Но дыханием моим,
сердцебиением,
голосом,
каждым острием издыбленного в ужас волоса,
дырами ноздрей,
гвоздями глаз,
зубом, исскрежещенным в звериный лязг,
ёжью кожи,
гнева брови сборами,
триллионом пор,
дословно —
всеми по рами
в осень,
в зиму,
в весну,
в лето,
в день,
в сон
не приемлю,
ненавижу это
всё.
Лучшее начинается потом — когда он представляет посмертное будущее:
Воздух в воздух,
будто камень в камень,
недоступная для тленов и крошений,
рассиявшись,
высится веками
мастерская человечьих воскрешений.
Вот он,
большелобый
тихий химик,
перед опытом наморщил лоб.
Книга —
«Вся земля»,—
выискивает имя.
Век двадцатый.
Воскресить кого б?
— Маяковский вот…
Поищем ярче лица —
недостаточно поэт красив.—
Крикну я
вот с этой,
с нынешней страницы:
— Не листай страницы!
Воскреси!
Сердце мне вложи!
Кровищу —
до последних жил.
В череп мысль вдолби!
Я свое, земное, не дожил,
на земле
свое не долюбил.
Был я сажень ростом.
А на что мне сажень?
Для таких работ годна и тля.
Перышком скрипел я, в комнатенку всажен,
вплющился очками в комнатный футляр.
Что хотите, буду делать даром —
чистить,
мыть,
стеречь,
мотаться,
месть.
Я могу служить у вас
хотя б швейцаром.
Швейцары у вас есть?
Был я весел —
толк веселым есть ли,
если горе наше непролазно?
Нынче
обнажают зубы если,
только, чтоб хватить,
чтоб лязгнуть.
Мало ль что бывает —
тяжесть
или горе…
Позовите!
Пригодится шутка дурья.
Я шарадами гипербол,
аллегорий
буду развлекать,
стихами балагуря.
Я любил…
Не стоит в старом рыться.
Больно?
Пусть…
Живешь и болью дорожась.
Я зверье еще люблю —
у вас
зверинцы
есть?
Пустите к зверю в сторожа.
Я люблю зверье.
Увидишь собачонку —
тут у булочной одна —
сплошная плешь,—
из себя
и то готов достать печенку.
Мне не жалко, дорогая,
ешь!
Может,
может быть,
когда-нибудь
дорожкой зоологических аллей
и она —
она зверей любила —
тоже ступит в сад,
улыбаясь,
вот такая,
как на карточке в столе.
Она красивая —
ее, наверно, воскресят.
Здесь финал.
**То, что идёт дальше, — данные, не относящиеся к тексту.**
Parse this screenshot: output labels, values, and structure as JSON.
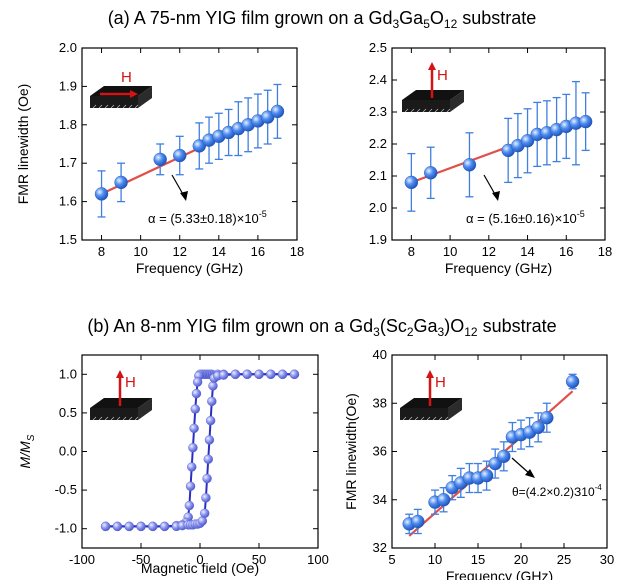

Потом — уже чисто формальное завершение, затухание темы. Лучше этого он ничего в своей жизни не написал; и здесь кончается поэт Маяковский, каким мы его знали.
Здесь перелом, ибо это констатация: утопия не состоялась, любовь кончена, жизнь кончена; осталась надежда на посмертие, и место в этом посмертии — незавидное, шаткое. У зверя в сторожах. (Хотя поэзия и призвана сторожить зверя; этого будущего зверя — «обывателиуса вульгариса» — он собирается охранять в «Клопе», где Присыпкина поместят в стеклянную клетку-музей.) Таково его место в будущем — сторожить зверя, не допускать его до человека; а может, сам он в этом будущем — «медведь-коммунист» — будет причудливым зверем в зоопарке, и она придет в зоопарк и узнает его, и улыбнется.
Золотые ремни твоих сандалий,
Когда ты мимо темниц проходишь…
Конечно, она ничего не поняла.
Действие пятое
. Главарь 1923–1927
Пятое вступление
Вопрос о том, почему Маяковский после 1923 года — казалось бы, на пике таланта и формы — уходит в «бессодержательность», как назвал Пастернак его газетную и рекламную поэзию,— значительно сложнее, чем привыкли думать. Обычно приходится сталкиваться с двумя трактовками.